Skeptics focus on the failure modes that the rule cannot avoid. A monthly SMA filter can lag at turning points, and it can whipsaw in sideways markets when price repeatedly crosses the trend line. That is why this episode treats the model as an exposure overlay and evaluates it as a trade-off across regimes, not as a story about forecasting.
What the video delivers
- The full strategy spec. Every input, condition, and decision rule is stated explicitly.
- Signal and execution timing. Signal evaluation and trade execution are specified so the backtest is reproducible.
- Implementation-grade clarity. Definitions and rules are stated explicitly to reduce ambiguity.
- A transparent benchmark. The benchmark is run under the same assumptions for a clean comparison.
- On-screen backtest settings. Timeframe, costs, cash treatment, and exclusions are stated in the video.
- A head-to-head scorecard with a fixed order. Exposure first, risk second, payoff last.
- An equity-curve walkthrough that matches the scorecard. Narration ties the numbers to what actually happened across the backtest window.
- Regime-aware interpretation. The episode pressure-tests strategy behavior through distinct market conditions.

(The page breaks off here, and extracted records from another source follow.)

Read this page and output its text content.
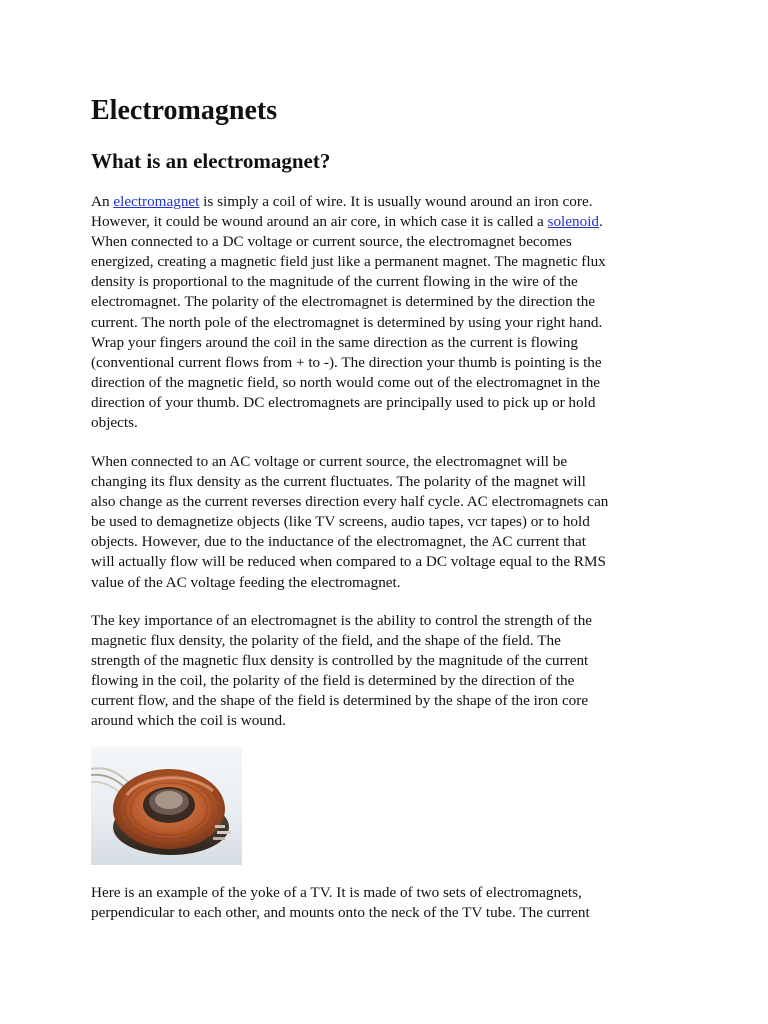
Electromagnets
What is an electromagnet?
An electromagnet is simply a coil of wire. It is usually wound around an iron core.
However, it could be wound around an air core, in which case it is called a solenoid.
When connected to a DC voltage or current source, the electromagnet becomes
energized, creating a magnetic field just like a permanent magnet. The magnetic flux
density is proportional to the magnitude of the current flowing in the wire of the
electromagnet. The polarity of the electromagnet is determined by the direction the
current. The north pole of the electromagnet is determined by using your right hand.
Wrap your fingers around the coil in the same direction as the current is flowing
(conventional current flows from + to -). The direction your thumb is pointing is the
direction of the magnetic field, so north would come out of the electromagnet in the
direction of your thumb. DC electromagnets are principally used to pick up or hold
objects.
When connected to an AC voltage or current source, the electromagnet will be
changing its flux density as the current fluctuates. The polarity of the magnet will
also change as the current reverses direction every half cycle. AC electromagnets can
be used to demagnetize objects (like TV screens, audio tapes, vcr tapes) or to hold
objects. However, due to the inductance of the electromagnet, the AC current that
will actually flow will be reduced when compared to a DC voltage equal to the RMS
value of the AC voltage feeding the electromagnet.
The key importance of an electromagnet is the ability to control the strength of the
magnetic flux density, the polarity of the field, and the shape of the field. The
strength of the magnetic flux density is controlled by the magnitude of the current
flowing in the coil, the polarity of the field is determined by the direction of the
current flow, and the shape of the field is determined by the shape of the iron core
around which the coil is wound.
Here is an example of the yoke of a TV. It is made of two sets of electromagnets,
perpendicular to each other, and mounts onto the neck of the TV tube. The current
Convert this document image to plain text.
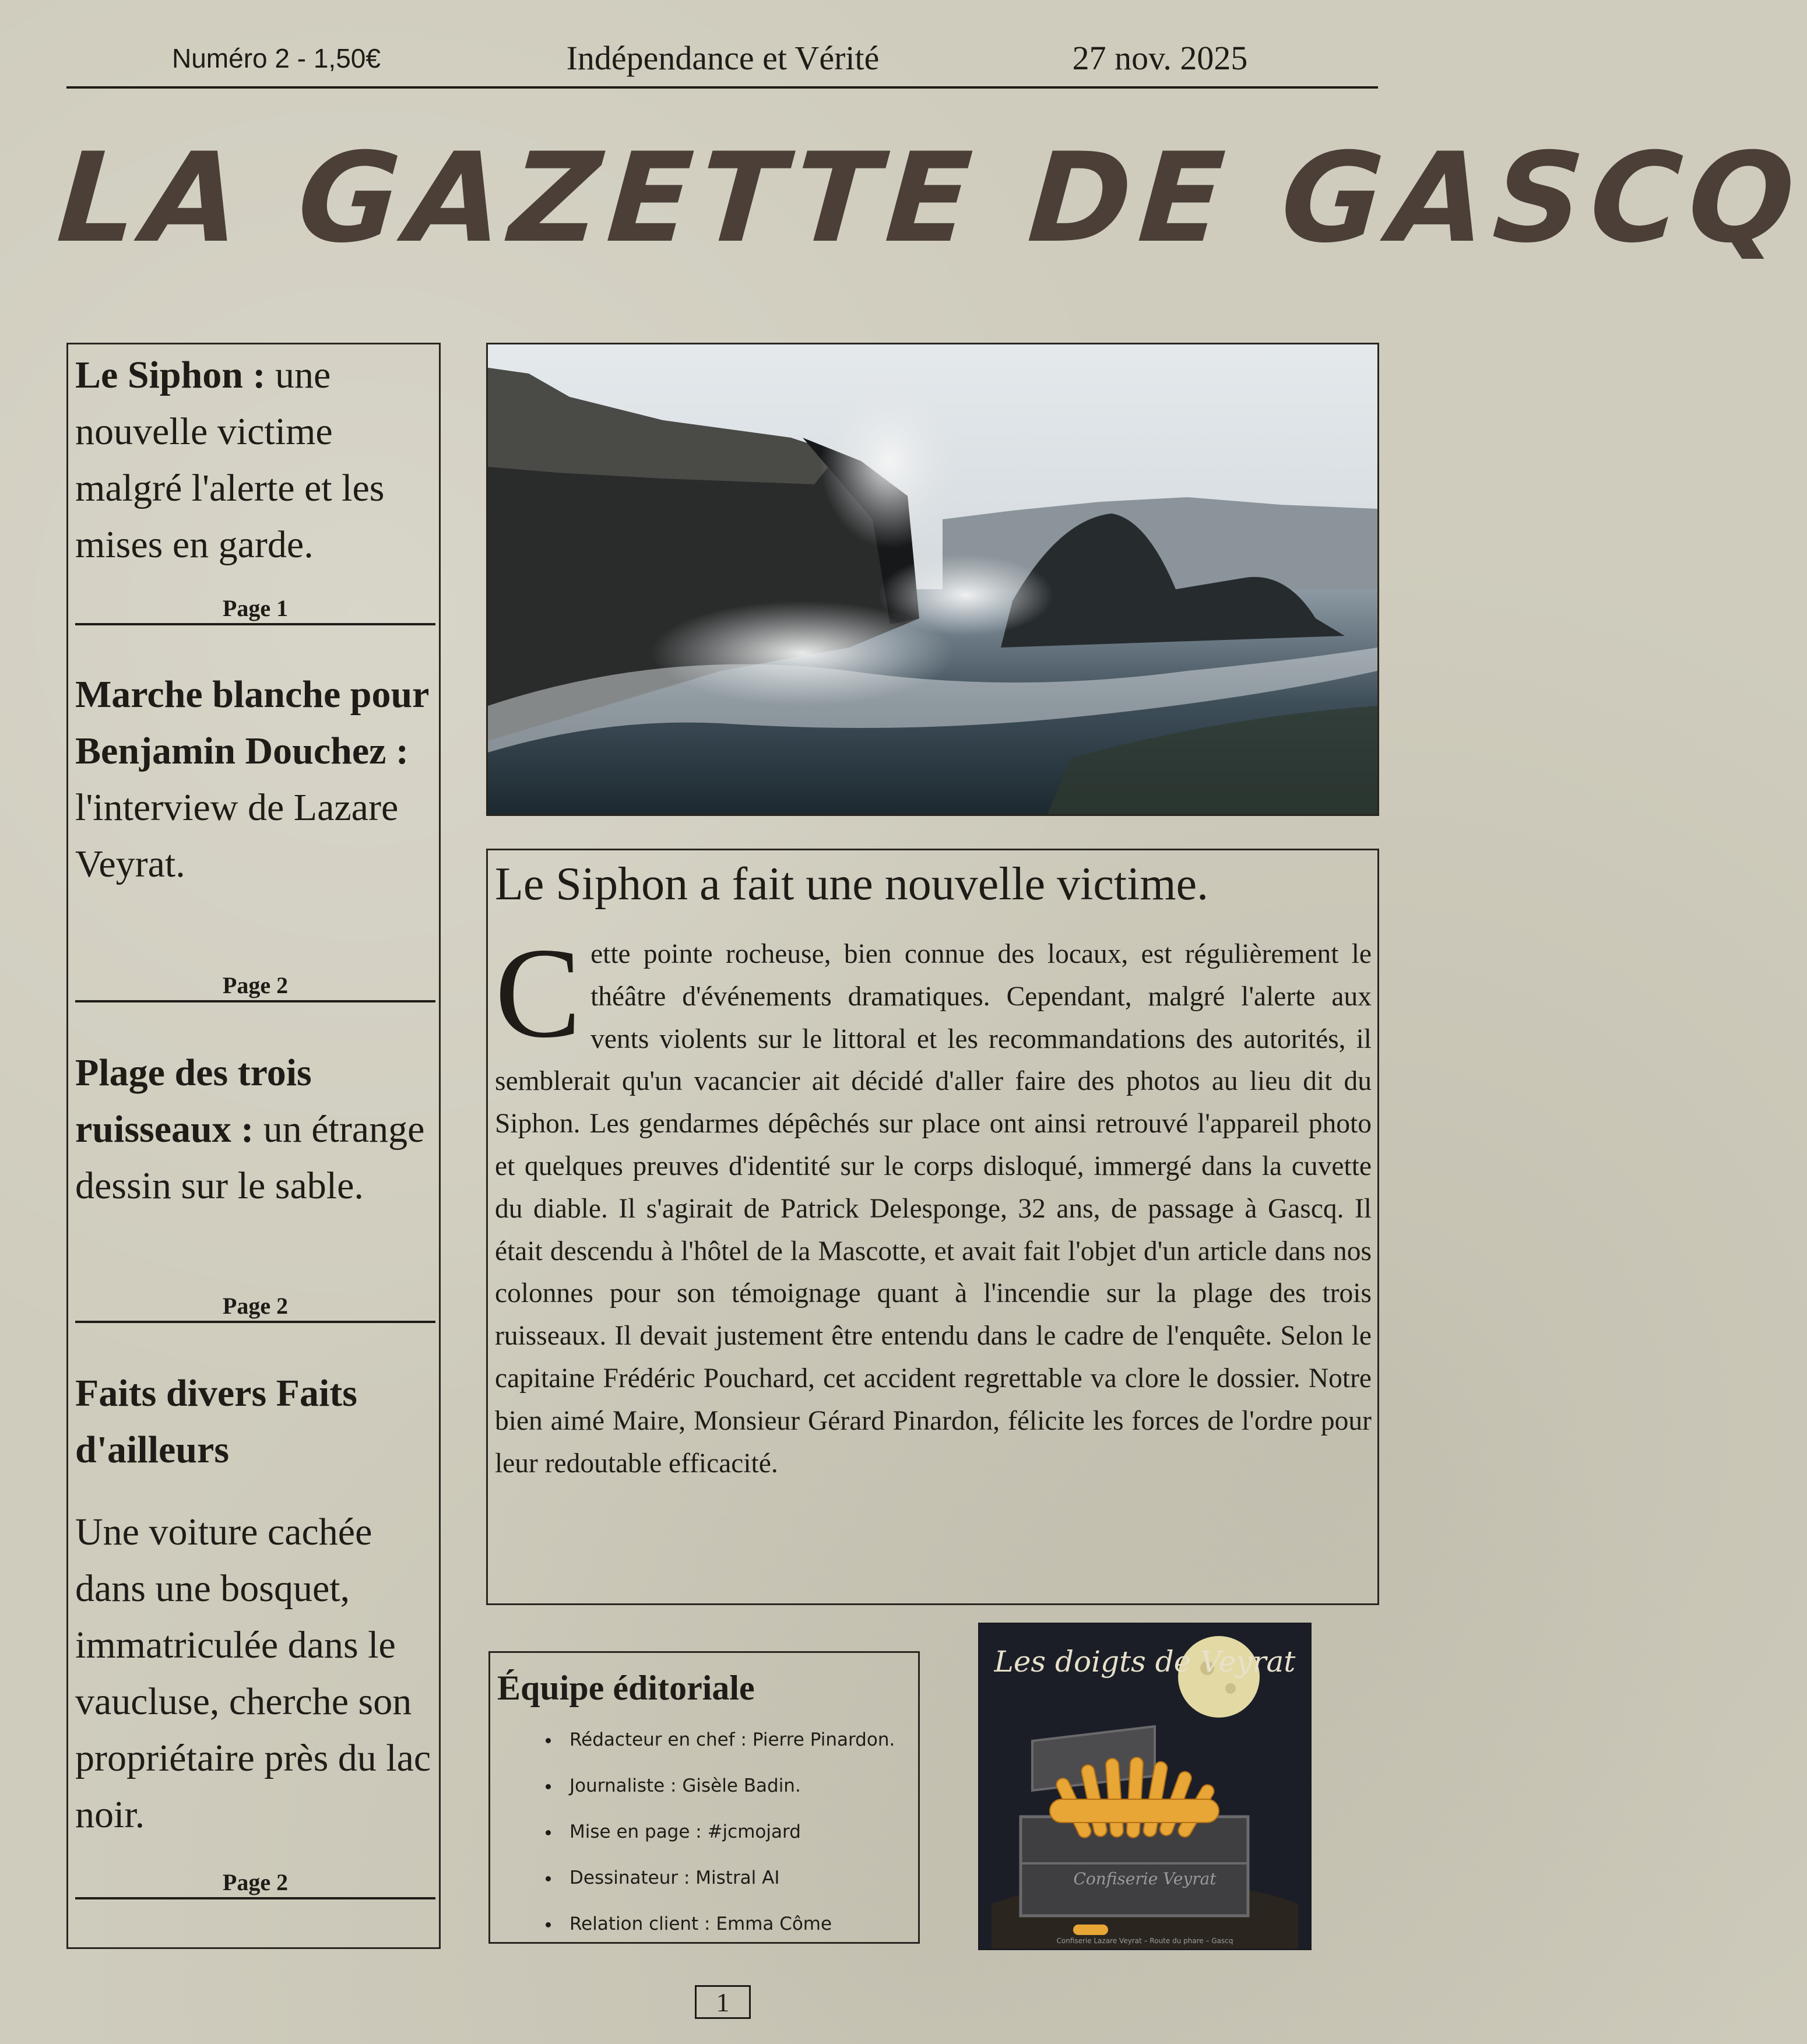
Numéro 2 - 1,50€	Indépendance et Vérité	27 nov. 2025
LA GAZETTE DE GASCQ
Le Siphon : une nouvelle victime malgré l'alerte et les mises en garde.
Page 1
Marche blanche pour Benjamin Douchez : l'interview de Lazare Veyrat.
Page 2
Plage des trois ruisseaux : un étrange dessin sur le sable.
Page 2
Faits divers Faits d'ailleurs
Une voiture cachée dans une bosquet, immatriculée dans le vaucluse, cherche son propriétaire près du lac noir.
Page 2
Le Siphon a fait une nouvelle victime.
Cette pointe rocheuse, bien connue des locaux, est régulièrement le théâtre d'événements dramatiques. Cependant, malgré l'alerte aux vents violents sur le littoral et les recommandations des autorités, il semblerait qu'un vacancier ait décidé d'aller faire des photos au lieu dit du Siphon. Les gendarmes dépêchés sur place ont ainsi retrouvé l'appareil photo et quelques preuves d'identité sur le corps disloqué, immergé dans la cuvette du diable. Il s'agirait de Patrick Delesponge, 32 ans, de passage à Gascq. Il était descendu à l'hôtel de la Mascotte, et avait fait l'objet d'un article dans nos colonnes pour son témoignage quant à l'incendie sur la plage des trois ruisseaux. Il devait justement être entendu dans le cadre de l'enquête. Selon le capitaine Frédéric Pouchard, cet accident regrettable va clore le dossier. Notre bien aimé Maire, Monsieur Gérard Pinardon, félicite les forces de l'ordre pour leur redoutable efficacité.
Équipe éditoriale
• Rédacteur en chef : Pierre Pinardon.
• Journaliste : Gisèle Badin.
• Mise en page : #jcmojard
• Dessinateur : Mistral AI
• Relation client : Emma Côme
Les doigts de Veyrat
Confiserie Veyrat
Confiserie Lazare Veyrat – Route du phare – Gascq
1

- Frictions treated as real. Time in market, trades per year, and costs are stated so you can judge whether it clears your trading constraints.
- A structured conclusion. Summarized as Benefit, Cost, Role so you can evaluate it quickly and consistently.
Head-to-head scorecard
Watch the video to see the full head-to-head scorecard unblurred. The values are blurred here on purpose because the scorecard is not meant to be skimmed in isolation. In the episode, we reveal it in a fixed order and tie the numbers to the equity curve so you can see exactly what drove each line.

Trading rules
This strategy is defined by a single state variable: whether SPY’s month-end close is above or below its 10-month simple moving average (SMA). Signals are evaluated and trades execute on the month-end close (trade-on-close; assumes a market-on-close order). Let “t” denote the month-end signal bar.

Chart labels, indicators and trading logic
Markers identify the bar where the event occurs. They are not plotted at the exact fill price.
- Red “staircase” line indicates the 10-month simple moving average.
- Blue dots indicate month-end price bars.
- Green up arrows indicate entry execution bars, filled at Close(t).
- Red down arrows indicate exit execution bars, filled at Close(t).
Entry
At Close(t) on the last trading day of the month, if the month-end close is strictly above the 10-month SMA, signal a buy on that bar and execute the trade at Close(t).
Exit
At Close(t) on the last trading day of the month, if the month-end close is strictly below the 10-month SMA, signal a sell on that bar and execute the trade at Close(t).
Equal case
If the month-end close equals the 10-month SMA, maintain the prior position.